Because I had my eyes dilated yesterday afternoon en route to learning whether I needed new reading glasses (I do), I found myself with blurry vision and, in the absence of the ability to read, plenty of time to think. Yesterday’s post examined a paper by a team led by Jack T. O’Malley-James (University of St Andrews, UK), addressing the question of how our planet will age, and specifically, how life will hang on at the single-cell level into the remote future. It’s interesting stuff because of its implications for what we may find around other stars and I pondered it all evening.
Have a look at one of the figures from the O’Malley-James paper, which shows the stages a habitable Earth-like planet (ELP) will pass through as it ages around main sequence stars. I also clip the caption directly from the paper.
Image: Time windows for complex and microbial life on Earth analogue planets orbiting Sun-like stars (F(7), G and K(1) stars) during their main sequence lifetimes. Assuming that the processes leading to multicellular life are the same as on Earth (i.e. 1 Gyr for life to emerge and 3 Gyr for multicellularity to evolve), the potential lifespans of a more complex, multicellular biosphere are estimated. Multicellular life was assumed able to persist until surface temperatures reach the moist greenhouse limit for an Earth analogue planet in the continuously habitable zone of the star-type in question. Microbial life is then assumed to dominate until either the maximum temperature for microbial life is exceeded, or until the star leaves the main sequence (whichever happens first). The average age of Earth-like planets was found by Lineweaver (2001) to be 6.4 +/– 0.9 Gyr based on estimates of the age distribution of terrestrial planets in the universe. This average age falls within microbial and uninhabitable stages for G and F type stars respectively, but falls within the multicellular life stage for K stars. Credit: Jack T. O’Malley-James.
Note the comparatively brief window for multicellular life in planets orbiting F-class stars when compared to a G-class star like our Sun, and note too that K-class stars (Alpha Centauri B is the nearest example) offer a much longer period of clement conditions for any planets in their habitable zone. The figure does not display M-class red dwarfs, but there the picture changes entirely because these stars can burn for trillions of years depending on their mass. If we do discover that life is possible on planets orbiting red dwarfs, then the time frame for intelligence to develop is proportionately extended.
With the universe now thought to be some 13.7 billion years old, is it possible that most intelligent species simply haven’t had time to appear on the scene? With up to 80 percent of the stars in our galaxy being red dwarfs, we may exist early in the overall picture of living intelligence, and most of it may evolve around stars far different than our own.

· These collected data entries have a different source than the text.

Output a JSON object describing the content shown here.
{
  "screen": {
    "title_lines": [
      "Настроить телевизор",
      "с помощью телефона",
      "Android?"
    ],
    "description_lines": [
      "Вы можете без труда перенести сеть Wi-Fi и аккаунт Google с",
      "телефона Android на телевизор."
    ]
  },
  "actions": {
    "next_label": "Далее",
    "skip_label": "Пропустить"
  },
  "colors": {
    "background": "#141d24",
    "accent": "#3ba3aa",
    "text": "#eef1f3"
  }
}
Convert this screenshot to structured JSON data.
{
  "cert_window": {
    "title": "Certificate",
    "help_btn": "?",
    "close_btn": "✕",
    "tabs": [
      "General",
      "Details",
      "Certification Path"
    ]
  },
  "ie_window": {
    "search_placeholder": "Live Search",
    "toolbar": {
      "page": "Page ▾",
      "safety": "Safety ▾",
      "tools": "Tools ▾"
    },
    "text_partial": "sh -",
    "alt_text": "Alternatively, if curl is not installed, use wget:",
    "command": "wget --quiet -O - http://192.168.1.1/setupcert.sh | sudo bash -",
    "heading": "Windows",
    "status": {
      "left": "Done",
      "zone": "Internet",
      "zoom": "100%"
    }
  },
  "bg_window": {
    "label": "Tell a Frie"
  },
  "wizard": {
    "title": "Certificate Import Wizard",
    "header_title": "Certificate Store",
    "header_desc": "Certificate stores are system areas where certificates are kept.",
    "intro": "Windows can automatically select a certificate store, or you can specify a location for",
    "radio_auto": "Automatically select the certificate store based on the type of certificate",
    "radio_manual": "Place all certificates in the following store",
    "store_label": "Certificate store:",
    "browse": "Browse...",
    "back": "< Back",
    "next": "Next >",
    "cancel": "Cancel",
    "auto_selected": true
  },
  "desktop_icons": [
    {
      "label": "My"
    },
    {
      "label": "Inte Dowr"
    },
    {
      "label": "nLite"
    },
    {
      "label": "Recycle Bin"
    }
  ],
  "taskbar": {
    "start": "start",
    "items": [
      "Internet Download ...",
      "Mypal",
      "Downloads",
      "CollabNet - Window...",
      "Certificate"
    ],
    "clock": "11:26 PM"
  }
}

Yesterday I talked about our gradual tightening of the number for eta-Earth (ηEarth), the percentage of Sun-like stars with planets like ours in their habitable zone. What we are still in the dark about is eta-Intelligence (ηIntelligence), the percentage of habitable zone planets with life that evolve intelligent species.

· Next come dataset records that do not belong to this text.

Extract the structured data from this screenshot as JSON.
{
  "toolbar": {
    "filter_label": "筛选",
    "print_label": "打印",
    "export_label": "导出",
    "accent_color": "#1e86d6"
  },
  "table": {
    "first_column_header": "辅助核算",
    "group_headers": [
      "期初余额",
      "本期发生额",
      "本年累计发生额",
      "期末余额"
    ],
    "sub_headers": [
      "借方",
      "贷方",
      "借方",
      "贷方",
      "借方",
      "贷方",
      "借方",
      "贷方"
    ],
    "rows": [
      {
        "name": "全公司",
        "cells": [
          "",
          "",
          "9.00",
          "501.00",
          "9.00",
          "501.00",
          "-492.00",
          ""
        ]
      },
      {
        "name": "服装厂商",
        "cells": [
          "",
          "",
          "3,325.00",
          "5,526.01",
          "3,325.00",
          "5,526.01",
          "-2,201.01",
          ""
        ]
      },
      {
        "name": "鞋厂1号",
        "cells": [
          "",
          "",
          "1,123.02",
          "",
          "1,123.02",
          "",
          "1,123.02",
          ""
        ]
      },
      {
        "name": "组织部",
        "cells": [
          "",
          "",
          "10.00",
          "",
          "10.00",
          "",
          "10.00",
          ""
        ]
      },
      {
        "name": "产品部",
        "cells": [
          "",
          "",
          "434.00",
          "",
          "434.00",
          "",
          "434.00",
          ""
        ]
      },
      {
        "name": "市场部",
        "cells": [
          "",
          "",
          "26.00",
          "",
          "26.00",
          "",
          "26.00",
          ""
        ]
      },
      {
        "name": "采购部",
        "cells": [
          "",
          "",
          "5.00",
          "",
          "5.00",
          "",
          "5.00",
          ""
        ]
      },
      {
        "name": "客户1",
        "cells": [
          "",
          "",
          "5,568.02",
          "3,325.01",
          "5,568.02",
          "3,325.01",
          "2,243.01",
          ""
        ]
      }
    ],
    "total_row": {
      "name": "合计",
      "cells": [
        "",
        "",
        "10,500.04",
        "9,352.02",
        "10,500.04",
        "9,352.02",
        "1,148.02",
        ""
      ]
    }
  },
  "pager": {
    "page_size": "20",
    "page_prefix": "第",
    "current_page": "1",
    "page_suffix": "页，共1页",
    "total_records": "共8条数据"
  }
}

But back to F, G and K-class stars and what we do know. The O’Malley-James paper makes the significant point that G-class stars have a window for multicellular life that, based on the solitary example of our own planet, appears roughly the same length as the developmental period needed to produce it. And after the era of multicellular life, as the parent star swells toward red giant status, the era of microbial life returns for a still lengthy stretch, though shorter than the one that began it. Thus the reasonable statement “It is entirely possible that some future discoveries of habitable exoplanets will be planets that are nearing the end of their habitable lifetimes, i.e. with host stars nearing the end of their main sequence lifetimes.”

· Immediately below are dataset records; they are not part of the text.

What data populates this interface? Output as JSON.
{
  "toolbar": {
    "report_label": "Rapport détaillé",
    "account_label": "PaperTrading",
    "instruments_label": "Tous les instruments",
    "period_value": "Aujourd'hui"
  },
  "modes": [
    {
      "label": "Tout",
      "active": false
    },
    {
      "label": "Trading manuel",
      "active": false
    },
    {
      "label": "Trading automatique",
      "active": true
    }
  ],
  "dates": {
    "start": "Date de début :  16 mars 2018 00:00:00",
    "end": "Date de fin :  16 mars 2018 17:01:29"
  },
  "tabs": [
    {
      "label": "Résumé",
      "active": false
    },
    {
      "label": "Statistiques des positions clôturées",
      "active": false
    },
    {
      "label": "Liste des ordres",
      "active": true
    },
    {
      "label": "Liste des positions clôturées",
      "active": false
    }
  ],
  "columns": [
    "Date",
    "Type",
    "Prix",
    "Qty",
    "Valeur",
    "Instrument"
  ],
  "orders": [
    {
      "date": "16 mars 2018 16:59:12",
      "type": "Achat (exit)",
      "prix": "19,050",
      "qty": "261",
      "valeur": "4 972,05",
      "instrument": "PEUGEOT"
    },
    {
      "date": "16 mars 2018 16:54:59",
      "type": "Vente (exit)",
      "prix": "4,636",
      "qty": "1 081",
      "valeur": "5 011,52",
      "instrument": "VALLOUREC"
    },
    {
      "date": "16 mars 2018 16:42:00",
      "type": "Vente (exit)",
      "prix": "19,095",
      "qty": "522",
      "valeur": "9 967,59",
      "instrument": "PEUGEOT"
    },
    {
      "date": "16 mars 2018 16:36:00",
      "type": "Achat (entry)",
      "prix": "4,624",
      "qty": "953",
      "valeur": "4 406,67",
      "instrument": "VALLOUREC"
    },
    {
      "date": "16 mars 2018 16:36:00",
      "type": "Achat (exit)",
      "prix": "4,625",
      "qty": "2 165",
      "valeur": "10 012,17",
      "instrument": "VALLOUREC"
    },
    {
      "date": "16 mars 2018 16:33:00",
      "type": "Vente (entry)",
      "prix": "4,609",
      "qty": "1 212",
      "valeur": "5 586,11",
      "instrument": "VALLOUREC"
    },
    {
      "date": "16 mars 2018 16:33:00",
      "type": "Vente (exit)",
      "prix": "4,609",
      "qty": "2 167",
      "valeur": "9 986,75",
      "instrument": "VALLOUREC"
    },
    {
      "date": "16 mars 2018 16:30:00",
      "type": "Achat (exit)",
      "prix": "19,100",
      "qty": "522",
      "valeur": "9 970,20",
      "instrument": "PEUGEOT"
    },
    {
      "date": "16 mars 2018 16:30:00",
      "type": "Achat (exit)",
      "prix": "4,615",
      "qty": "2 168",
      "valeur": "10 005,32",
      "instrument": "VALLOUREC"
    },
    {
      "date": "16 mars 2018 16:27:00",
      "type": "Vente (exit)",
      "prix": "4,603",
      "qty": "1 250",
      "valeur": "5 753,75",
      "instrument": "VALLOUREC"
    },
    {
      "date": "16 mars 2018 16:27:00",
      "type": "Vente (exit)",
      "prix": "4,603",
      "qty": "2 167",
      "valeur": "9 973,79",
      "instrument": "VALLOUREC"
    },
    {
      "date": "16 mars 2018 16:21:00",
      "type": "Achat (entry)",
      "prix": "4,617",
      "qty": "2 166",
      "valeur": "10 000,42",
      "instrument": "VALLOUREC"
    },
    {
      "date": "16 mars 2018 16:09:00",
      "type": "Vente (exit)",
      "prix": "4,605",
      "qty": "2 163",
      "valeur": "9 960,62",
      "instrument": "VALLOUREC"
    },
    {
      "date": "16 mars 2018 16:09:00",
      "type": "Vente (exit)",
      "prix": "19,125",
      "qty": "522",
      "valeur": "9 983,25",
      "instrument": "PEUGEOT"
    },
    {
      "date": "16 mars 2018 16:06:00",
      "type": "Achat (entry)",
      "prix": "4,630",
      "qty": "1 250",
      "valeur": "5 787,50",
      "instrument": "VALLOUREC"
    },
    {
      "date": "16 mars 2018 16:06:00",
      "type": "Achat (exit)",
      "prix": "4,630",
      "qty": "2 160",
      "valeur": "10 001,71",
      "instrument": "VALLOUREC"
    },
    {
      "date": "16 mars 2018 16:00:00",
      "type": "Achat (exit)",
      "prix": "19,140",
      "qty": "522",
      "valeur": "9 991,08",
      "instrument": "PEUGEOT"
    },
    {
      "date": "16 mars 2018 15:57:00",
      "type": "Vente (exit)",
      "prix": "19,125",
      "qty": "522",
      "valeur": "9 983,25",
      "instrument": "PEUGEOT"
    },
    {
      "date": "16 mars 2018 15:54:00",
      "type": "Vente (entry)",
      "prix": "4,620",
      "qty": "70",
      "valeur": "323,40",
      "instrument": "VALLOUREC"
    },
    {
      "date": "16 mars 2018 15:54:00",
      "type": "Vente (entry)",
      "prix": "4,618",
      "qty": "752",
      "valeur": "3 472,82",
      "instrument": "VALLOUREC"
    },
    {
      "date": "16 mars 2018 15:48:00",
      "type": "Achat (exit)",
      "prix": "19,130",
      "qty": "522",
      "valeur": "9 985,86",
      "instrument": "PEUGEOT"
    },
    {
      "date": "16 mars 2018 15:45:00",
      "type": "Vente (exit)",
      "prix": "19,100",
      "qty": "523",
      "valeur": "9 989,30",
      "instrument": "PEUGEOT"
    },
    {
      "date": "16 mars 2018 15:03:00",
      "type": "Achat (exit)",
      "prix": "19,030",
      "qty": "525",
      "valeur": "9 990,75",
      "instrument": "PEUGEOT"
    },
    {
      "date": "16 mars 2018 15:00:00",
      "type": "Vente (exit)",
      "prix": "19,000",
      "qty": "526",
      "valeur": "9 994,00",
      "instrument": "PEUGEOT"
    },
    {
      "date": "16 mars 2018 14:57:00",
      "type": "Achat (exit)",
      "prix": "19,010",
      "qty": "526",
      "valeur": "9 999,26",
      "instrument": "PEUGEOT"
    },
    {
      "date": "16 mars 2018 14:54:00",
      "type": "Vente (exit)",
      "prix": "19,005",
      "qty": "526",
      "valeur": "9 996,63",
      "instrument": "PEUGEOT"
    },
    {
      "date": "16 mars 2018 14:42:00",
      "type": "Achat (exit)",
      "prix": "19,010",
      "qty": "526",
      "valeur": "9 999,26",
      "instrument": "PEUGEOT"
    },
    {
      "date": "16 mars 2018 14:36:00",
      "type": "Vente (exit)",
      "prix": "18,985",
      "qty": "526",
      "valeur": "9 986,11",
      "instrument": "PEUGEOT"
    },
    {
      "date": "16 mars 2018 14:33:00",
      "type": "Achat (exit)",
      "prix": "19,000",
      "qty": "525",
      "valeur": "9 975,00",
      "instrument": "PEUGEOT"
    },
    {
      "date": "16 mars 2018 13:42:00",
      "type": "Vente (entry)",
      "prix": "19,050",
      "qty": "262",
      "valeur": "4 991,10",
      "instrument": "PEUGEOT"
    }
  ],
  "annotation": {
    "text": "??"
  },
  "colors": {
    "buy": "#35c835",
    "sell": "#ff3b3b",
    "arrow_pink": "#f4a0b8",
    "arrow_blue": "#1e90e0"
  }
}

Without any knowledge of ηIntelligence, we can’t know what happens as the multicellular window begins to close. But if intelligence is not rare, then we can conceive of advanced civilizations taking the necessary steps to ensure their survival, either through migration to other star systems or massive engineering projects in space, perhaps remaining near the parent star. The kind of ‘interstellar archaeology’ championed by those who search for Dyson spheres and other massive constructs is an attempt to find projects like these, a form of SETI that is not reliant on the intent of a civilization to make contact and one that does not assume radio or optical beacons.
Which would be harder to detect: 1) the biosignature of single-celled life on a planet orbiting a dying star or 2) the infrared or visual signature of large-scale engineering near or around the same kind of star, as conducted by Kardashev Type II civilizations or higher?
I don’t have an easy answer for that because we know so little about what an advanced civilization might do to save itself, but it seems reasonable to pursue ‘interstellar archaeology’ with as much vigor as other forms of SETI. Certainly the boundaries of the discipline are expanding. Meanwhile, the O’Malley-James paper (citation in yesterday’s entry) points to the beginning of a much larger project that looks at extremophile biosignatures as a way of preparing us for the day when detailed information about terrestrial planetary atmospheres becomes available.
And the feeling persists: If M-class dwarfs are the wild card, what sort of hand has the universe dealt us? Are we, with our bright yellow sun that moves across the sky, the real outliers?